Di dalam kondensor, gas akan didinginkan sehingga berubah menjadi minyak atau disebut juga asap cair. Minyak itulah yang nantinya bisa dimanfaatkan sebagai bahan bakar untuk kompor, juga lampu minyak.
"Kalau lihat sejarahnya, plastik asalnya dari minyak bumi. Sebetulnya yang kita lakukan hanyalah mengonversi si plastik itu ke asalnya, minyak bumi," kata Pandji kepada wartawan di Bandung, Julia Alazka.
Pandji mengawali proyek penelitiannya ini dengan maksud mengurangi sampah plastik, mengingat Indonesia menyandang predikat sebagai negara penghasil sampah plastik terbesar di dunia setelah Cina.
Target Pandji adalah sampah plastik rumah tangga, seperti bungkus mi instan, bungkus kopi, dan kemasan plastik berjenis polypropylene (PP) lainnya.
"Jenis plastiknya sebetulnya bisa apa saja, yang paling tidak disarankan adalah Polivinil Khlorida karena PVC akan terlarut di dalam minyaknya. Kalau itu dibakar risikonya lebih tinggi. Tapi buat plastik-plastik yang tidak digunakan seperti bungkus mie instan, bungkus kopi, itu kebanyakan polypropylene dan itu relatif tidak sulit untuk diproses," papar pria kelahiran 1979 ini.
Pengganti minyak tanah
Dengan tabung berukuran dua liter, reaktor pirolisis yang dikembangkan Pandji mampu 'menyulap' 200 gram bungkus mi instan menjadi 120 mililiter minyak. Minyak itu dihasilkan dalam proses pemanasan selama dua jam.
Ketika diuji coba, minyak hasil olahan bungkus mi instan itu bisa mendidihkan air sebanyak 200 mililiter dalam waktu kurang dari tiga menit.
Minyak sampah plastik, kata Pandji, lebih cocok dipakai sebagai pengganti kerosin atau minyak tanah dibanding bensin.
Sebab, minyak yang dihasilkan bersumber dari sampah plastik sudah tercampur dengan zat lain, sehingga berisiko bila digunakan sebagai bahan bakar kendaraan bermotor. Sedangkan dari sisi ekonomi, harga minyak sampah plastik sulit bersaing dengan bensin dan solar yang masih disubsidi.
"Kita tahu harga minyak tanah sekarang sekitar Rp13 ribu perliter. Jadi sebetulnya dari sisi itu, ini bisa jadi substitusi minyak tanah yang ekonomis. Bisa dijual di kisaran Rp5000 per liter," ujar Pandji.
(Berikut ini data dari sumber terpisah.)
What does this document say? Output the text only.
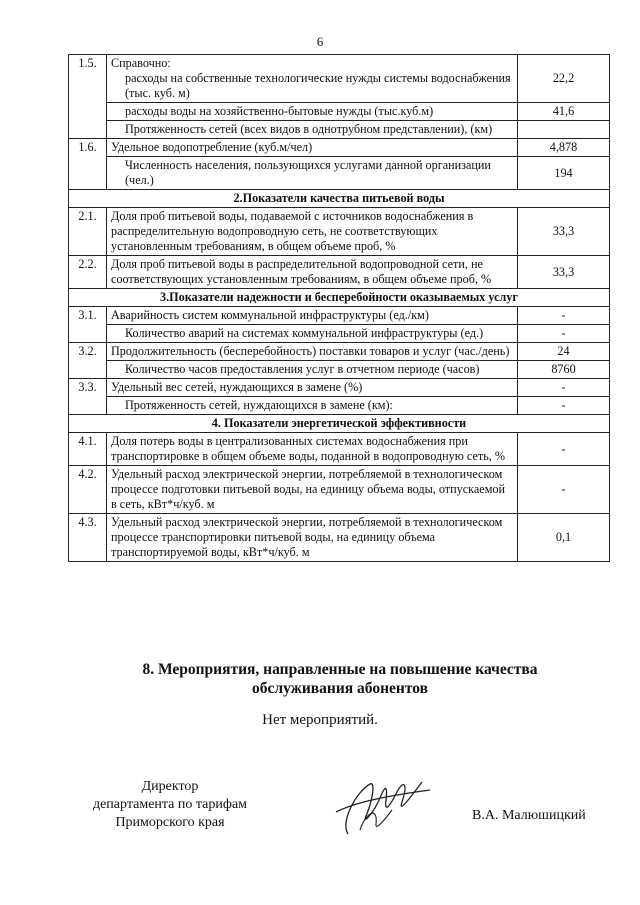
6
1.5.	Справочно:
расходы на собственные технологические нужды системы водоснабжения (тыс. куб. м)	22,2

	расходы воды на хозяйственно-бытовые нужды (тыс.куб.м)	41,6

	Протяженность сетей (всех видов в однотрубном представлении), (км)	

1.6.	Удельное водопотребление (куб.м/чел)	4,878

	Численность населения, пользующихся услугами данной организации (чел.)	194
2.Показатели качества питьевой воды		
2.1.	Доля проб питьевой воды, подаваемой с источников водоснабжения в распределительную водопроводную сеть, не соответствующих установленным требованиям, в общем объеме проб, %	33,3
2.2.	Доля проб питьевой воды в распределительной водопроводной сети, не соответствующих установленным требованиям, в общем объеме проб, %	33,3
3.Показатели надежности и бесперебойности оказываемых услуг		
3.1.	Аварийность систем коммунальной инфраструктуры (ед./км)	-

	Количество аварий на системах коммунальной инфраструктуры (ед.)	-
3.2.	Продолжительность (бесперебойность) поставки товаров и услуг (час./день)	24

	Количество часов предоставления услуг в отчетном периоде (часов)	8760
3.3.	Удельный вес сетей, нуждающихся в замене (%)	-

	Протяженность сетей, нуждающихся в замене (км):	-
4. Показатели энергетической эффективности		
4.1.	Доля потерь воды в централизованных системах водоснабжения при транспортировке в общем объеме воды, поданной в водопроводную сеть, %	-
4.2.	Удельный расход электрической энергии, потребляемой в технологическом процессе подготовки питьевой воды, на единицу объема воды, отпускаемой в сеть, кВт*ч/куб. м	-
4.3.	Удельный расход электрической энергии, потребляемой в технологическом процессе транспортировки питьевой воды, на единицу объема транспортируемой воды, кВт*ч/куб. м	0,1
8. Мероприятия, направленные на повышение качества
обслуживания абонентов
Нет мероприятий.
Директор
департамента по тарифам
Приморского края	В.А. Малюшицкий
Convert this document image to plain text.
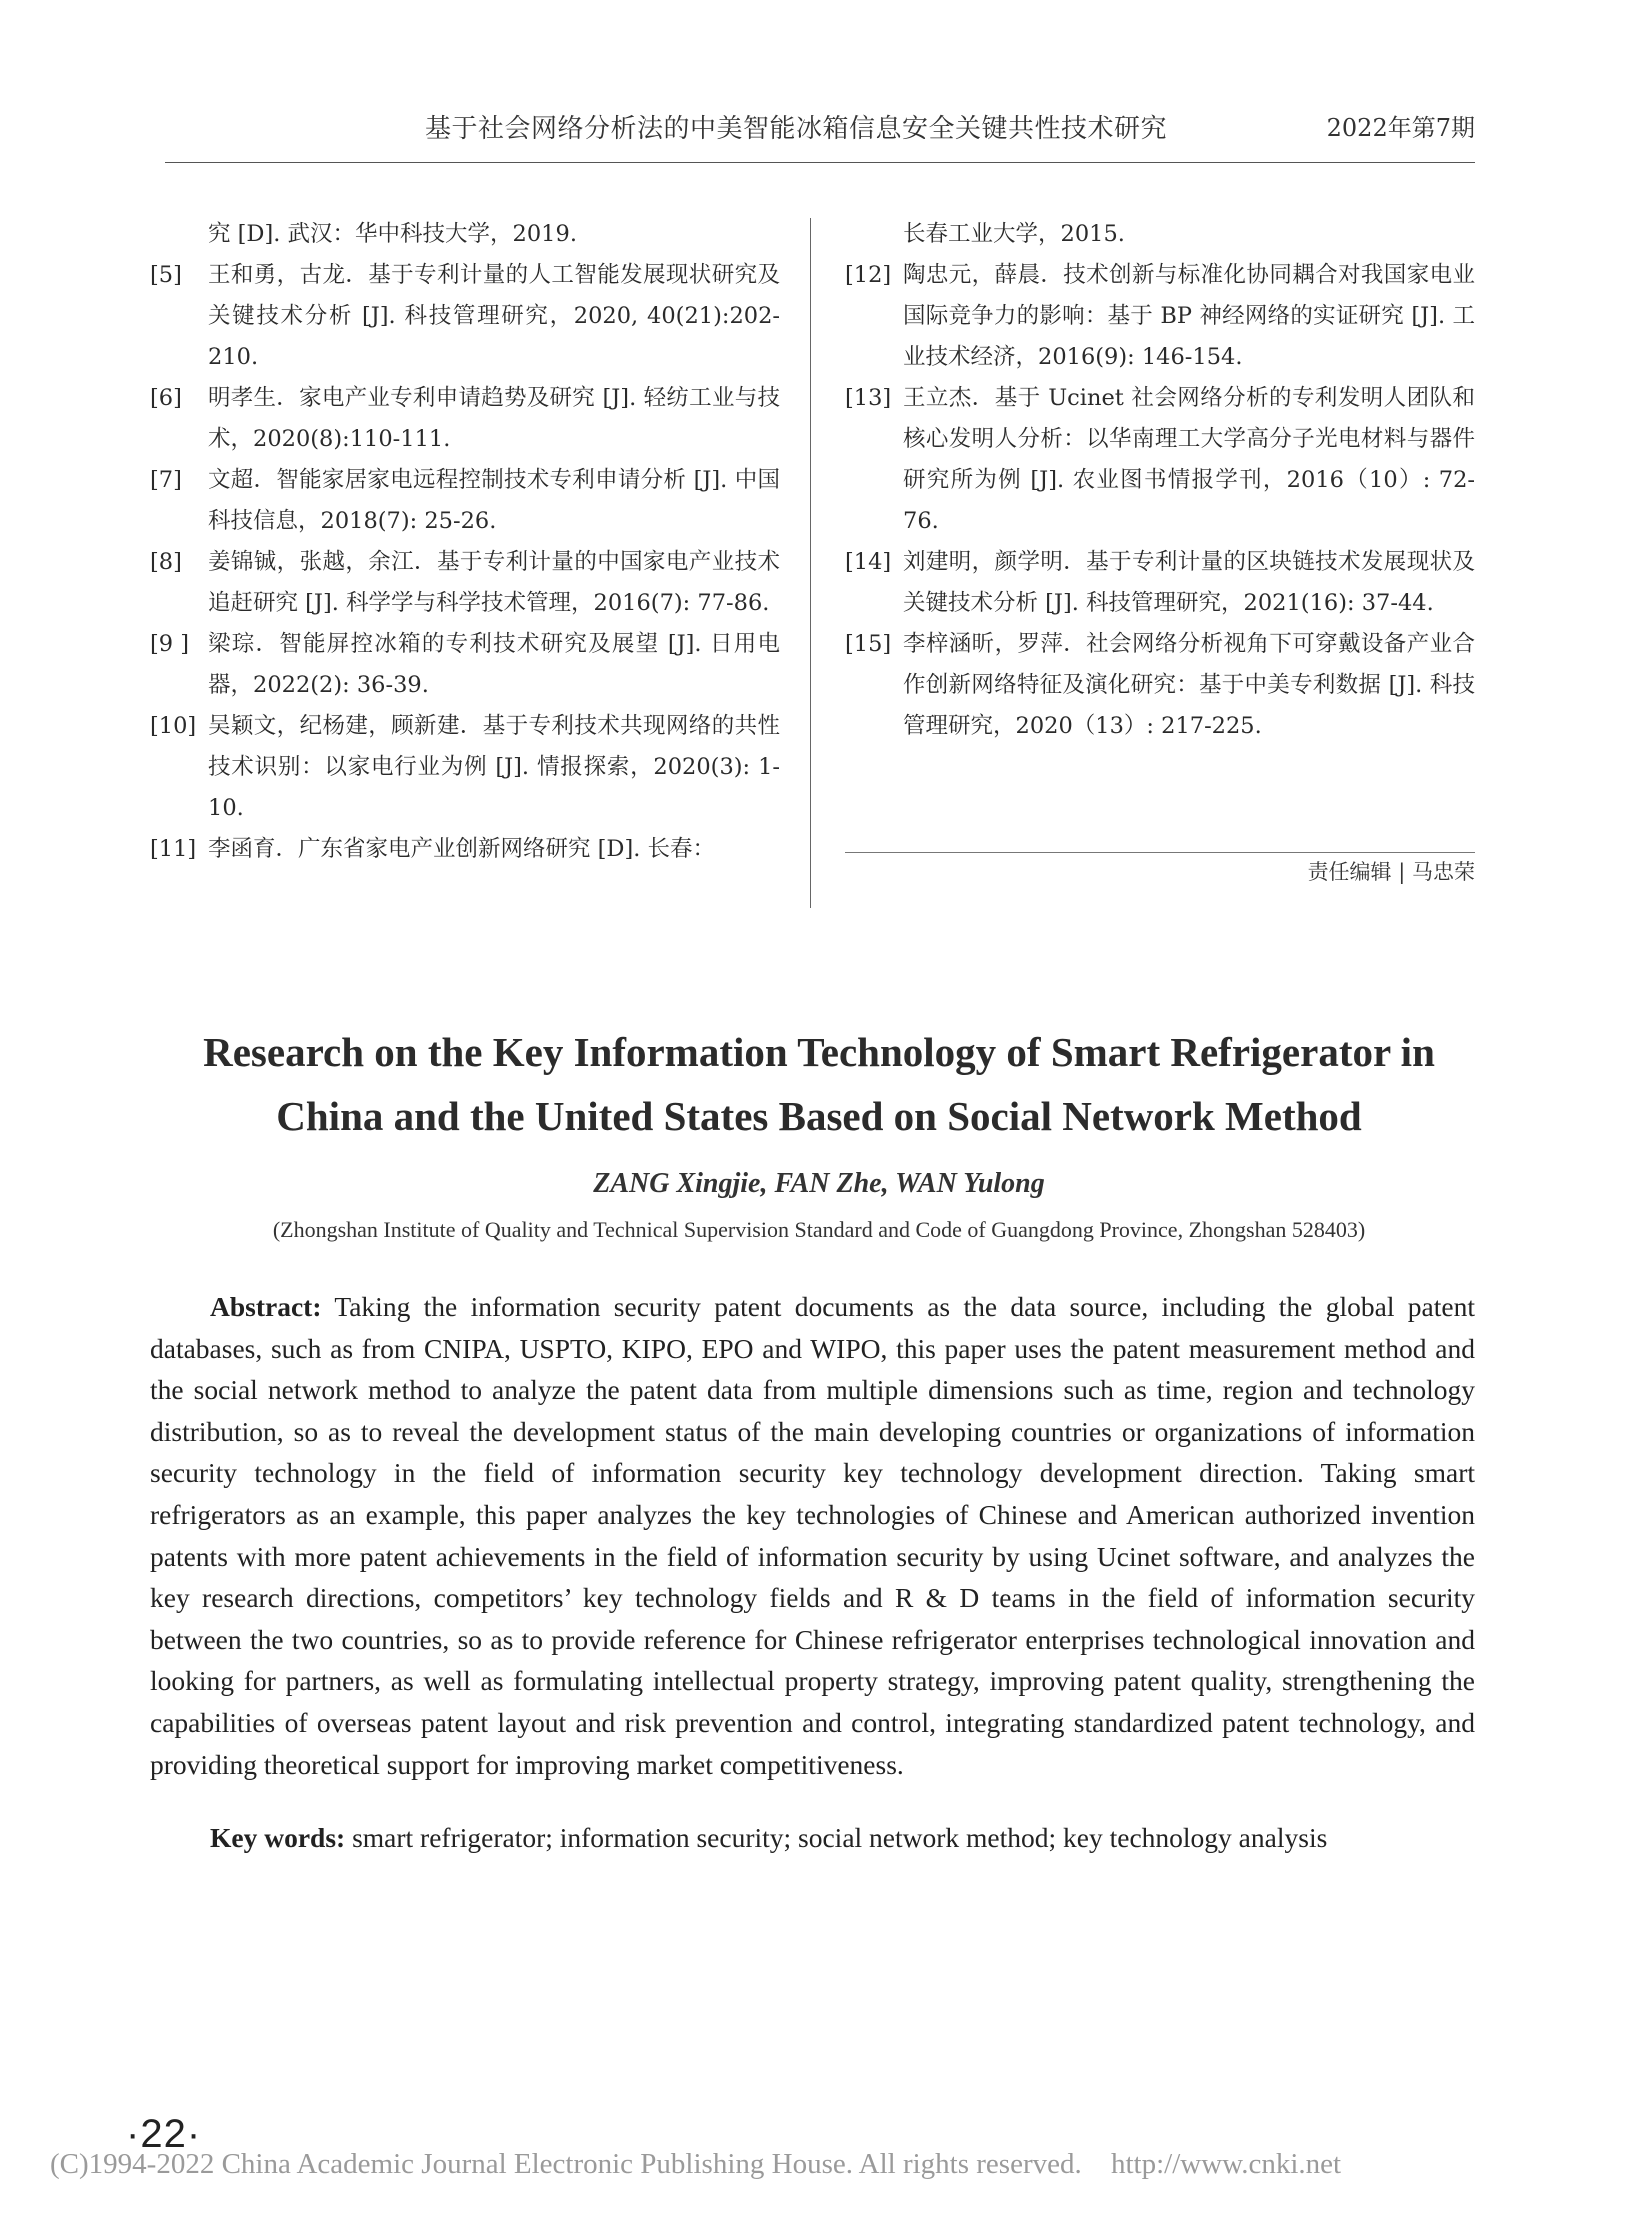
基于社会网络分析法的中美智能冰箱信息安全关键共性技术研究	2022年第7期
究 [D]. 武汉：华中科技大学，2019.
[5]	王和勇，古龙．基于专利计量的人工智能发展现状研究及关键技术分析 [J]. 科技管理研究，2020, 40(21):202-210.
[6]	明孝生．家电产业专利申请趋势及研究 [J]. 轻纺工业与技术，2020(8):110-111.
[7]	文超．智能家居家电远程控制技术专利申请分析 [J]. 中国科技信息，2018(7): 25-26.
[8]	姜锦铖，张越，余江．基于专利计量的中国家电产业技术追赶研究 [J]. 科学学与科学技术管理，2016(7): 77-86.
[9 ] 梁琮．智能屏控冰箱的专利技术研究及展望 [J]. 日用电器，2022(2): 36-39.
[10] 吴颖文，纪杨建，顾新建．基于专利技术共现网络的共性技术识别：以家电行业为例 [J]. 情报探索，2020(3): 1-10.
[11] 李函育．广东省家电产业创新网络研究 [D]. 长春：
长春工业大学，2015.
[12] 陶忠元，薛晨．技术创新与标准化协同耦合对我国家电业国际竞争力的影响：基于 BP 神经网络的实证研究 [J]. 工业技术经济，2016(9): 146-154.
[13] 王立杰．基于 Ucinet 社会网络分析的专利发明人团队和核心发明人分析：以华南理工大学高分子光电材料与器件研究所为例 [J]. 农业图书情报学刊，2016（10）: 72-76.
[14] 刘建明，颜学明．基于专利计量的区块链技术发展现状及关键技术分析 [J]. 科技管理研究，2021(16): 37-44.
[15] 李梓涵昕，罗萍．社会网络分析视角下可穿戴设备产业合作创新网络特征及演化研究：基于中美专利数据 [J]. 科技管理研究，2020（13）: 217-225.
责任编辑 | 马忠荣
Research on the Key Information Technology of Smart Refrigerator in
China and the United States Based on Social Network Method
ZANG Xingjie, FAN Zhe, WAN Yulong
(Zhongshan Institute of Quality and Technical Supervision Standard and Code of Guangdong Province, Zhongshan 528403)

Abstract: Taking the information security patent documents as the data source, including the global patent databases, such as from CNIPA, USPTO, KIPO, EPO and WIPO, this paper uses the patent measurement method and the social network method to analyze the patent data from multiple dimensions such as time, region and technology distribution, so as to reveal the development status of the main developing countries or organizations of information security technology in the field of information security key technology development direction. Taking smart refrigerators as an example, this paper analyzes the key technologies of Chinese and American authorized invention patents with more patent achievements in the field of information security by using Ucinet software, and analyzes the key research directions, competitors’ key technology fields and R & D teams in the field of information security between the two countries, so as to provide reference for Chinese refrigerator enterprises technological innovation and looking for partners, as well as formulating intellectual property strategy, improving patent quality, strengthening the capabilities of overseas patent layout and risk prevention and control, integrating standardized patent technology, and providing theoretical support for improving market competitiveness.

Key words: smart refrigerator; information security; social network method; key technology analysis
·22·
(C)1994-2022 China Academic Journal Electronic Publishing House. All rights reserved. http://www.cnki.net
Reaktor pirolisis yang belum diberi nama itu, menurut Pandji, memberi manfaat bagai 'dua lalat tertangkap dengan sekali tepuk', sampahnya hilang, minyaknya dapat.
Ke depan, dia berharap bisa merancang reaktornya dengan konsep yang portabel dan komunal agar bisa digunakan masyarakat di daerah yang tidak memiliki akses terhadap bahan bakar cair, tapi memproduksi banyak sekali sampah plastik.
Dia mencontohkan Kepulauan Seribu di Teluk Jakarta. Pulau kecil ini kesulitan mengakses BBM, sementara sampah plastiknya menumpuk sebagai dampak dari industri pariwisata.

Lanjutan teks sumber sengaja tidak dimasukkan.